Abstract
Background.
The added prognostic value of transcranial magnetic stimulation
(TMS)-induced motor-evoked potentials (MEPs) to clinical modeling for
the upper limb is still unknown early poststroke.
Objective. To
determine the added prognostic value of TMS of the adductor digiti
minimi (TMS-ADM) to the clinical model based on voluntary shoulder
abduction (SA) and finger extension (FE) during the first 48 hours and
at 11 days after stroke.
Methods. This was a prospective cohort
study with 3 logistic regression models, developed to predict upper-limb
function at 6 months poststroke. The first model showed the predictive
value of SA and FE measured within 48 hours and at 11 days poststroke.

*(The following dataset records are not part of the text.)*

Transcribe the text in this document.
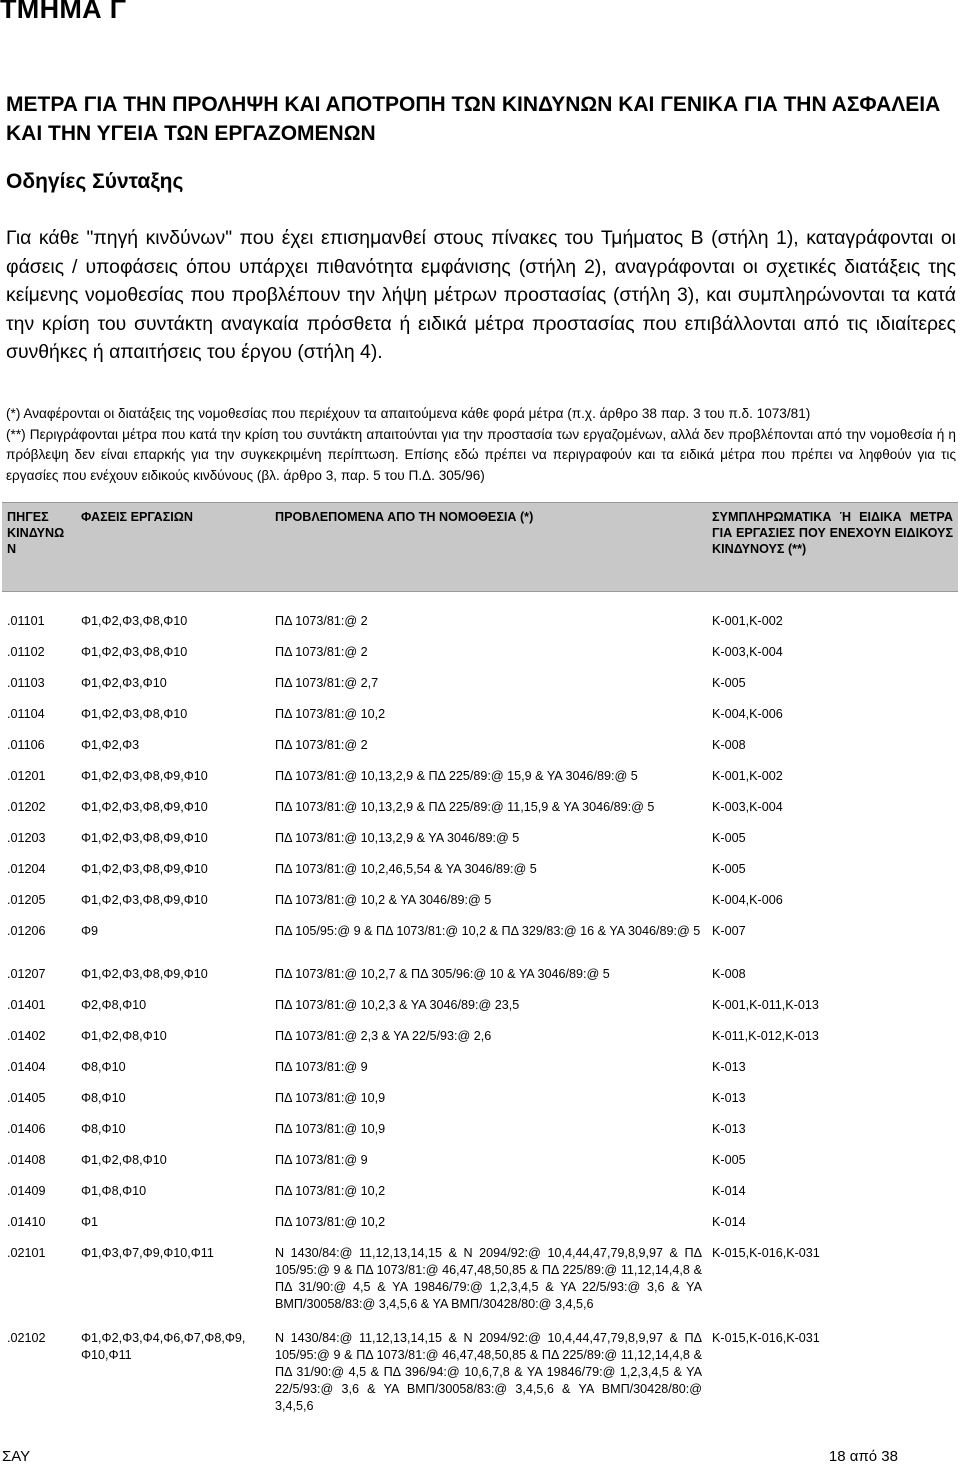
ΤΜΗΜΑ Γ
ΜΕΤΡΑ ΓΙΑ ΤΗΝ ΠΡΟΛΗΨΗ ΚΑΙ ΑΠΟΤΡΟΠΗ ΤΩΝ ΚΙΝΔΥΝΩΝ ΚΑΙ ΓΕΝΙΚΑ ΓΙΑ ΤΗΝ ΑΣΦΑΛΕΙΑ ΚΑΙ ΤΗΝ ΥΓΕΙΑ ΤΩΝ ΕΡΓΑΖΟΜΕΝΩΝ
Οδηγίες Σύνταξης

Για κάθε "πηγή κινδύνων" που έχει επισημανθεί στους πίνακες του Τμήματος Β (στήλη 1), καταγράφονται οι φάσεις / υποφάσεις όπου υπάρχει πιθανότητα εμφάνισης (στήλη 2), αναγράφονται οι σχετικές διατάξεις της κείμενης νομοθεσίας που προβλέπουν την λήψη μέτρων προστασίας (στήλη 3), και συμπληρώνονται τα κατά την κρίση του συντάκτη αναγκαία πρόσθετα ή ειδικά μέτρα προστασίας που επιβάλλονται από τις ιδιαίτερες συνθήκες ή απαιτήσεις του έργου (στήλη 4).

(*) Αναφέρονται οι διατάξεις της νομοθεσίας που περιέχουν τα απαιτούμενα κάθε φορά μέτρα (π.χ. άρθρο 38 παρ. 3 του π.δ. 1073/81)

(**) Περιγράφονται μέτρα που κατά την κρίση του συντάκτη απαιτούνται για την προστασία των εργαζομένων, αλλά δεν προβλέπονται από την νομοθεσία ή η πρόβλεψη δεν είναι επαρκής για την συγκεκριμένη περίπτωση. Επίσης εδώ πρέπει να περιγραφούν και τα ειδικά μέτρα που πρέπει να ληφθούν για τις εργασίες που ενέχουν ειδικούς κινδύνους (βλ. άρθρο 3, παρ. 5 του Π.Δ. 305/96)

ΠΗΓΕΣ ΚΙΝΔΥΝΩ Ν	ΦΑΣΕΙΣ ΕΡΓΑΣΙΩΝ	ΠΡΟΒΛΕΠΟΜΕΝΑ ΑΠΟ ΤΗ ΝΟΜΟΘΕΣΙΑ (*)	ΣΥΜΠΛΗΡΩΜΑΤΙΚΑ Ή ΕΙΔΙΚΑ ΜΕΤΡΑ ΓΙΑ ΕΡΓΑΣΙΕΣ ΠΟΥ ΕΝΕΧΟΥΝ ΕΙΔΙΚΟΥΣ ΚΙΝΔΥΝΟΥΣ (**)

.01101	Φ1,Φ2,Φ3,Φ8,Φ10	ΠΔ 1073/81:@ 2	Κ-001,Κ-002
.01102	Φ1,Φ2,Φ3,Φ8,Φ10	ΠΔ 1073/81:@ 2	Κ-003,Κ-004
.01103	Φ1,Φ2,Φ3,Φ10	ΠΔ 1073/81:@ 2,7	Κ-005
.01104	Φ1,Φ2,Φ3,Φ8,Φ10	ΠΔ 1073/81:@ 10,2	Κ-004,Κ-006
.01106	Φ1,Φ2,Φ3	ΠΔ 1073/81:@ 2	Κ-008
.01201	Φ1,Φ2,Φ3,Φ8,Φ9,Φ10	ΠΔ 1073/81:@ 10,13,2,9 & ΠΔ 225/89:@ 15,9 & ΥΑ 3046/89:@ 5	Κ-001,Κ-002
.01202	Φ1,Φ2,Φ3,Φ8,Φ9,Φ10	ΠΔ 1073/81:@ 10,13,2,9 & ΠΔ 225/89:@ 11,15,9 & ΥΑ 3046/89:@ 5	Κ-003,Κ-004
.01203	Φ1,Φ2,Φ3,Φ8,Φ9,Φ10	ΠΔ 1073/81:@ 10,13,2,9 & ΥΑ 3046/89:@ 5	Κ-005
.01204	Φ1,Φ2,Φ3,Φ8,Φ9,Φ10	ΠΔ 1073/81:@ 10,2,46,5,54 & ΥΑ 3046/89:@ 5	Κ-005
.01205	Φ1,Φ2,Φ3,Φ8,Φ9,Φ10	ΠΔ 1073/81:@ 10,2 & ΥΑ 3046/89:@ 5	Κ-004,Κ-006
.01206	Φ9	ΠΔ 105/95:@ 9 & ΠΔ 1073/81:@ 10,2 & ΠΔ 329/83:@ 16 & ΥΑ 3046/89:@ 5	Κ-007
.01207	Φ1,Φ2,Φ3,Φ8,Φ9,Φ10	ΠΔ 1073/81:@ 10,2,7 & ΠΔ 305/96:@ 10 & ΥΑ 3046/89:@ 5	Κ-008
.01401	Φ2,Φ8,Φ10	ΠΔ 1073/81:@ 10,2,3 & ΥΑ 3046/89:@ 23,5	Κ-001,Κ-011,Κ-013
.01402	Φ1,Φ2,Φ8,Φ10	ΠΔ 1073/81:@ 2,3 & ΥΑ 22/5/93:@ 2,6	Κ-011,Κ-012,Κ-013
.01404	Φ8,Φ10	ΠΔ 1073/81:@ 9	Κ-013
.01405	Φ8,Φ10	ΠΔ 1073/81:@ 10,9	Κ-013
.01406	Φ8,Φ10	ΠΔ 1073/81:@ 10,9	Κ-013
.01408	Φ1,Φ2,Φ8,Φ10	ΠΔ 1073/81:@ 9	Κ-005
.01409	Φ1,Φ8,Φ10	ΠΔ 1073/81:@ 10,2	Κ-014
.01410	Φ1	ΠΔ 1073/81:@ 10,2	Κ-014
.02101	Φ1,Φ3,Φ7,Φ9,Φ10,Φ11	Ν 1430/84:@ 11,12,13,14,15 & Ν 2094/92:@ 10,4,44,47,79,8,9,97 & ΠΔ 105/95:@ 9 & ΠΔ 1073/81:@ 46,47,48,50,85 & ΠΔ 225/89:@ 11,12,14,4,8 & ΠΔ 31/90:@ 4,5 & ΥΑ 19846/79:@ 1,2,3,4,5 & ΥΑ 22/5/93:@ 3,6 & ΥΑ ΒΜΠ/30058/83:@ 3,4,5,6 & ΥΑ ΒΜΠ/30428/80:@ 3,4,5,6	Κ-015,Κ-016,Κ-031
.02102	Φ1,Φ2,Φ3,Φ4,Φ6,Φ7,Φ8,Φ9, Φ10,Φ11	Ν 1430/84:@ 11,12,13,14,15 & Ν 2094/92:@ 10,4,44,47,79,8,9,97 & ΠΔ 105/95:@ 9 & ΠΔ 1073/81:@ 46,47,48,50,85 & ΠΔ 225/89:@ 11,12,14,4,8 & ΠΔ 31/90:@ 4,5 & ΠΔ 396/94:@ 10,6,7,8 & ΥΑ 19846/79:@ 1,2,3,4,5 & ΥΑ 22/5/93:@ 3,6 & ΥΑ ΒΜΠ/30058/83:@ 3,4,5,6 & ΥΑ ΒΜΠ/30428/80:@ 3,4,5,6	Κ-015,Κ-016,Κ-031
ΣΑΥ	18 από 38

The second model included TMS-ADM, whereas the third model combined
clinical and TMS-ADM information. Differences between derived models
were tested with receiver operating characteristic curve analyses.
Results.
A total of 51 patients with severe, first-ever ischemic stroke were
included. Within 48 hours, no significant added value of TMS-ADM to
clinical modeling was found (P = .369). Both models suffered from
a relatively low negative predictive value within 48 hours poststroke.
TMS-ADM combined with SA and FE (SAFE) showed significantly more
accuracy than TMS-ADM alone at 11 days poststroke (P = .039).
Conclusion.
TMS-ADM showed no added value to clinical modeling when measured within
first 48 hours poststroke, whereas optimal prediction is achieved by
SAFE combined with TMS-ADM at 11 days poststroke. Our findings suggest
that accuracy of predicting upper-limb motor function by TMS-ADM is
mainly determined by the time of assessment early after stroke onset.